By this logic, I like to think of pregnant celebrities blasting their neat bellies with 70s disco and Kylie’s greatest hits ‘just to be on the safe side’. Because we all know gay men are experts on style.
But George spends a lot of time urging people to call her George, Jo expends energy whining over her disappointment in her sex. Time that could have been spent applying eyeliner. Or whittling something useful with an ever present Swiss Army Knife.
And hey, let me tell you this: no mystery gets solved on an empty stomach. So were it not for Anne’s girlish desire to provide nutrition for the Famous Five who knows how many queer characters could be wanging around the home counties.
Too often it is the tomboy we rush to defend. To confess to your friends you were ‘girly’ in primary school is to invite sneers. The notion, the very hint you played the odd game of Mummies and Daddies, or dressed a Barbie, or privately ached for one of these when at primary school is very unfashionable. The excuse you were a child, that the game of Mummies and Daddies involved an awful lot of nudity and that Barbie games used to end in fits of laughter is not enough.
In all honesty, I am not convinced our definition of a tomboy is fixed. As a child (and as an adult) my knees bore many a scab (just as the scab was healing I would clumsily fall over and rescab it). All my friends were boys, and not just any boys. Boys with behavioural issues, to yell Lion-O’s catchphrase ‘HO!’ with. When I was caught vandalising the toilets with one of these boys I was expelled from nursery. My sister and I would ride our bikes for hours, build dens in the dirt. For my 6th or 7th birthday we got a pet rabbit each, after my habit of keeping beetles as pets in the red plastic saucepan from my play kitchen creeped everyone out. Was I a tomboy? Or does my play kitchen disqualify me?

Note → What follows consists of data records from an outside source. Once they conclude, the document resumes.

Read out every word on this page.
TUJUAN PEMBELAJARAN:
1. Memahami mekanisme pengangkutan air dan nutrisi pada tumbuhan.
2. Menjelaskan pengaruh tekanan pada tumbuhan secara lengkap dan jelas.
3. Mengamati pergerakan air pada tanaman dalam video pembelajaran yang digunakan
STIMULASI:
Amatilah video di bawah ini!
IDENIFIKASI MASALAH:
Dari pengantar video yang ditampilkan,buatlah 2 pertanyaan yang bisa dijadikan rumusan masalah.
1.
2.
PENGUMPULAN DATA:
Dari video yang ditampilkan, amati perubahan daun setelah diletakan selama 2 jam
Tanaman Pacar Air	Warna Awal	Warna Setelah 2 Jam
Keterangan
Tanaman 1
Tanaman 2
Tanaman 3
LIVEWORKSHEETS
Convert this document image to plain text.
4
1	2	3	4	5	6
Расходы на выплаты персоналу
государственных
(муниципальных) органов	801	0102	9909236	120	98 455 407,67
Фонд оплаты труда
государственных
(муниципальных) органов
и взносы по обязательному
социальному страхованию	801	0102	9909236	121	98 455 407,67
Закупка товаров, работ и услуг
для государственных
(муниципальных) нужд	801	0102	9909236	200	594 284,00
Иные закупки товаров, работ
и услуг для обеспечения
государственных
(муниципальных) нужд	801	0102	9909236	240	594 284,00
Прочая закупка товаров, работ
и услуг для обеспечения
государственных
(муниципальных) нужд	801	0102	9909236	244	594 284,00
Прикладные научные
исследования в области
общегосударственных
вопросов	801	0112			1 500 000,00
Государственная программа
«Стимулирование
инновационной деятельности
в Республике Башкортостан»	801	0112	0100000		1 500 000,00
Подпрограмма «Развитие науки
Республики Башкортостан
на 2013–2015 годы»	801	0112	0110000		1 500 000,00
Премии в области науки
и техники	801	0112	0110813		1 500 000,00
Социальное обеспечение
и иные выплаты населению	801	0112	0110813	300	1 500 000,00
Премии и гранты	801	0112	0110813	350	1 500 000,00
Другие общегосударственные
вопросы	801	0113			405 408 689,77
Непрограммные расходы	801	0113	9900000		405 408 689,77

Sometimes being a tomboy seems to just mean preferring male company (or boy company – keeping in mind I’m discussing children here). Sometimes it is simply a case of context; Jo March now would be described as a literary type with a temper. Sometimes tomboy is used because a young girl is displaying what many believe are lesbian qualities. This is along the same lines of all gay men being of an artistic disposition and nonsense.
Without stirring the wrath of Pink Stinks, or dismissing tomboys I would like to defend some things dismissed as girly. By forbidding your daughter (or yourself) from enjoying such things you are giving the message that the masculine is both default and preferable. Not even that, you are making toys and activities masculine OR feminine. A little harsh for those who have not yet reached puberty. So how about a girly rethink -
Ballet. Let me tell you this: ballet is hard. Ballet means blood, sweat, tears and more blood. It means dancing on broken toes, training muscles to be incredibly strong and at no point(e) (HA! HA! ballet joke) allowing an audience to know you’re feeling a single twinge. This isn’t after school ballet; incidentally, don’t think you’ve been unintentionally putting Tequila and Rubella through hell every Tuesday after school. Those classes go no further than chastising their feet during the Good Toes, Bad Toes exercise. However, I lost every play-fight to my ballet dancing sister due to the training making her incredibly strong. The flexibility and muscularity gained also made her good at climbing trees.
Barbie. I’ve defended Barbie repeatedly on Squeamish Bikini now. This is because I feel like I might be talking into a Barbie sized megaphone. ‘Eurgh! Barbie will make your daughter hate her figure and skew her life goals’ I am informed. Look, I know there was that incident with the talking Barbie who said “Math is hard” but otherwise I’m pretty confident this lump of plastic does not have the ability to talk. Barbie’s a toy, a toy to play imaginary games with. In my Barbie world she was rather acerbic, Ken was slow and Princess Laura was a martyr to her IBS. If your kid’s doing it right then this doll drives a shoe, your kid does not discuss ambitions to drive a shoe when they are older. End of.
Make-up. I am not advocating parents who send their daughters to primary school with plucked brows and fake tan. If a woman or a girl is interested in make-up, let them be. Do you really want to deprive your child of Saturday afternoon make-up experimentation, only for the poor things to be starting with ‘blue eyeshadow up to the eyebrows’ at 18? No. If you catch them lingering wistfully over that item in the Argos catalogue it’s not necessarily a portent to WAG based ambitions or of societal pressure. It’s a suggestion they value the importance of a well-lit mirror. Play with make-up can involve creating disguises, which I imagine Anne would have been in charge of had it come to that for the Famous Five. They were famous after all.
So let’s not dismiss those who harbour a fondness for the girly. Or sneer at various things that fall under a frilled girly umbrella. The tomboy has her place, as does the girly girl. There is no set way to be a girl or a boy. That’s the joy of being a child, everybody’s welcome in the treehouse (except not, children can be so cruel).